Theophylline clearance is known to be reduced in patients with chronic liver diseases (CLDs) such as chronic hepatitis (CH) and liver cirrhosis (LC). The Child-Pugh (CP) score is generally used for pharmacokinetic evaluation, whilst a model for end-stage liver disease (MELD) has not yet been fully evaluated. This study aimed to predict theophylline clearance in patients with LC classified based on CP and MELD scores by population pharmacokinetic (PPK) analysis. PPK analysis included 433 steady-state trough concentrations from 192 Japanese bronchial asthma patients with and without CLDs and was performed using NONMEM. The severity of LC was assessed by CP and MELD scores.
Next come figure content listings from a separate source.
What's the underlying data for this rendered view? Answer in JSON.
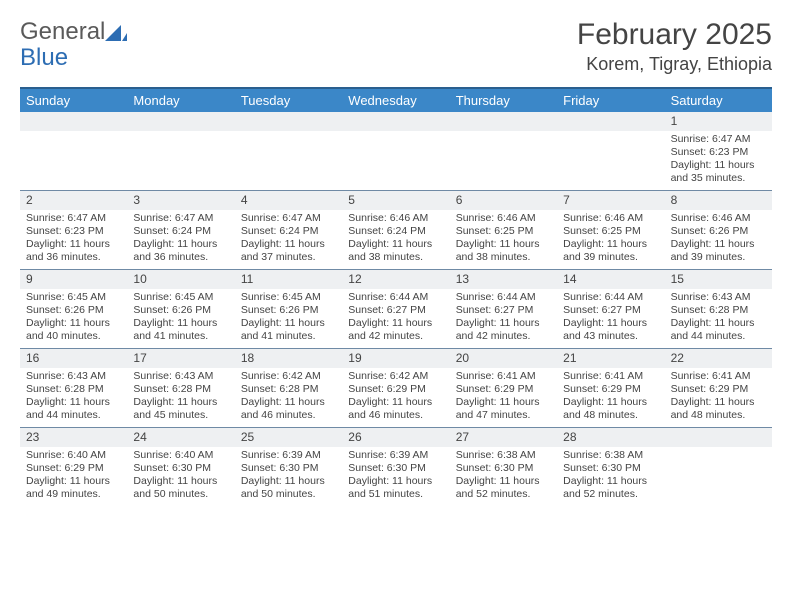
{
  "brand": {
    "part1": "General",
    "part2": "Blue"
  },
  "title": "February 2025",
  "location": "Korem, Tigray, Ethiopia",
  "colors": {
    "header_bg": "#3b87c8",
    "header_border": "#2a5f8f",
    "week_border": "#6f8aa5",
    "numrow_bg": "#eef0f2",
    "text": "#444444",
    "logo_gray": "#5a5a5a",
    "logo_blue": "#2d6db3"
  },
  "day_headers": [
    "Sunday",
    "Monday",
    "Tuesday",
    "Wednesday",
    "Thursday",
    "Friday",
    "Saturday"
  ],
  "weeks": [
    [
      {
        "n": "",
        "sr": "",
        "ss": "",
        "dl": ""
      },
      {
        "n": "",
        "sr": "",
        "ss": "",
        "dl": ""
      },
      {
        "n": "",
        "sr": "",
        "ss": "",
        "dl": ""
      },
      {
        "n": "",
        "sr": "",
        "ss": "",
        "dl": ""
      },
      {
        "n": "",
        "sr": "",
        "ss": "",
        "dl": ""
      },
      {
        "n": "",
        "sr": "",
        "ss": "",
        "dl": ""
      },
      {
        "n": "1",
        "sr": "Sunrise: 6:47 AM",
        "ss": "Sunset: 6:23 PM",
        "dl": "Daylight: 11 hours and 35 minutes."
      }
    ],
    [
      {
        "n": "2",
        "sr": "Sunrise: 6:47 AM",
        "ss": "Sunset: 6:23 PM",
        "dl": "Daylight: 11 hours and 36 minutes."
      },
      {
        "n": "3",
        "sr": "Sunrise: 6:47 AM",
        "ss": "Sunset: 6:24 PM",
        "dl": "Daylight: 11 hours and 36 minutes."
      },
      {
        "n": "4",
        "sr": "Sunrise: 6:47 AM",
        "ss": "Sunset: 6:24 PM",
        "dl": "Daylight: 11 hours and 37 minutes."
      },
      {
        "n": "5",
        "sr": "Sunrise: 6:46 AM",
        "ss": "Sunset: 6:24 PM",
        "dl": "Daylight: 11 hours and 38 minutes."
      },
      {
        "n": "6",
        "sr": "Sunrise: 6:46 AM",
        "ss": "Sunset: 6:25 PM",
        "dl": "Daylight: 11 hours and 38 minutes."
      },
      {
        "n": "7",
        "sr": "Sunrise: 6:46 AM",
        "ss": "Sunset: 6:25 PM",
        "dl": "Daylight: 11 hours and 39 minutes."
      },
      {
        "n": "8",
        "sr": "Sunrise: 6:46 AM",
        "ss": "Sunset: 6:26 PM",
        "dl": "Daylight: 11 hours and 39 minutes."
      }
    ],
    [
      {
        "n": "9",
        "sr": "Sunrise: 6:45 AM",
        "ss": "Sunset: 6:26 PM",
        "dl": "Daylight: 11 hours and 40 minutes."
      },
      {
        "n": "10",
        "sr": "Sunrise: 6:45 AM",
        "ss": "Sunset: 6:26 PM",
        "dl": "Daylight: 11 hours and 41 minutes."
      },
      {
        "n": "11",
        "sr": "Sunrise: 6:45 AM",
        "ss": "Sunset: 6:26 PM",
        "dl": "Daylight: 11 hours and 41 minutes."
      },
      {
        "n": "12",
        "sr": "Sunrise: 6:44 AM",
        "ss": "Sunset: 6:27 PM",
        "dl": "Daylight: 11 hours and 42 minutes."
      },
      {
        "n": "13",
        "sr": "Sunrise: 6:44 AM",
        "ss": "Sunset: 6:27 PM",
        "dl": "Daylight: 11 hours and 42 minutes."
      },
      {
        "n": "14",
        "sr": "Sunrise: 6:44 AM",
        "ss": "Sunset: 6:27 PM",
        "dl": "Daylight: 11 hours and 43 minutes."
      },
      {
        "n": "15",
        "sr": "Sunrise: 6:43 AM",
        "ss": "Sunset: 6:28 PM",
        "dl": "Daylight: 11 hours and 44 minutes."
      }
    ],
    [
      {
        "n": "16",
        "sr": "Sunrise: 6:43 AM",
        "ss": "Sunset: 6:28 PM",
        "dl": "Daylight: 11 hours and 44 minutes."
      },
      {
        "n": "17",
        "sr": "Sunrise: 6:43 AM",
        "ss": "Sunset: 6:28 PM",
        "dl": "Daylight: 11 hours and 45 minutes."
      },
      {
        "n": "18",
        "sr": "Sunrise: 6:42 AM",
        "ss": "Sunset: 6:28 PM",
        "dl": "Daylight: 11 hours and 46 minutes."
      },
      {
        "n": "19",
        "sr": "Sunrise: 6:42 AM",
        "ss": "Sunset: 6:29 PM",
        "dl": "Daylight: 11 hours and 46 minutes."
      },
      {
        "n": "20",
        "sr": "Sunrise: 6:41 AM",
        "ss": "Sunset: 6:29 PM",
        "dl": "Daylight: 11 hours and 47 minutes."
      },
      {
        "n": "21",
        "sr": "Sunrise: 6:41 AM",
        "ss": "Sunset: 6:29 PM",
        "dl": "Daylight: 11 hours and 48 minutes."
      },
      {
        "n": "22",
        "sr": "Sunrise: 6:41 AM",
        "ss": "Sunset: 6:29 PM",
        "dl": "Daylight: 11 hours and 48 minutes."
      }
    ],
    [
      {
        "n": "23",
        "sr": "Sunrise: 6:40 AM",
        "ss": "Sunset: 6:29 PM",
        "dl": "Daylight: 11 hours and 49 minutes."
      },
      {
        "n": "24",
        "sr": "Sunrise: 6:40 AM",
        "ss": "Sunset: 6:30 PM",
        "dl": "Daylight: 11 hours and 50 minutes."
      },
      {
        "n": "25",
        "sr": "Sunrise: 6:39 AM",
        "ss": "Sunset: 6:30 PM",
        "dl": "Daylight: 11 hours and 50 minutes."
      },
      {
        "n": "26",
        "sr": "Sunrise: 6:39 AM",
        "ss": "Sunset: 6:30 PM",
        "dl": "Daylight: 11 hours and 51 minutes."
      },
      {
        "n": "27",
        "sr": "Sunrise: 6:38 AM",
        "ss": "Sunset: 6:30 PM",
        "dl": "Daylight: 11 hours and 52 minutes."
      },
      {
        "n": "28",
        "sr": "Sunrise: 6:38 AM",
        "ss": "Sunset: 6:30 PM",
        "dl": "Daylight: 11 hours and 52 minutes."
      },
      {
        "n": "",
        "sr": "",
        "ss": "",
        "dl": ""
      }
    ]
  ]
}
The final CP and MELD models which described apparent theophylline clearance (CL/F) were obtained. The CP model showed that the mean CL/F in patients without CLDs, CH patients and LC patients with CP class A, B and C was 0.0473, 0.0413, 0.0330, 0.0280 and 0.0209 L/h kg-1 , respectively. The MELD model predicted that CL/F in patients without CLDs, CH patients and LC patients with MELD scores of <10, 10-14, 15-19, 20-24 and ≥25 was 0.0472, 0.0413, 0.0324, 0.0268, 0.0230, 0.0197 and 0.0155 L/h kg-1 , respectively. CL/F in various stages of LC was evaluated, and a change in CL/F was highly dependent on the severity of CLDs in both models. The MELD model provided a more accurate and precise description of theophylline clearance in LC than the CP model, which may be due to the wider dynamic range of the MELD score.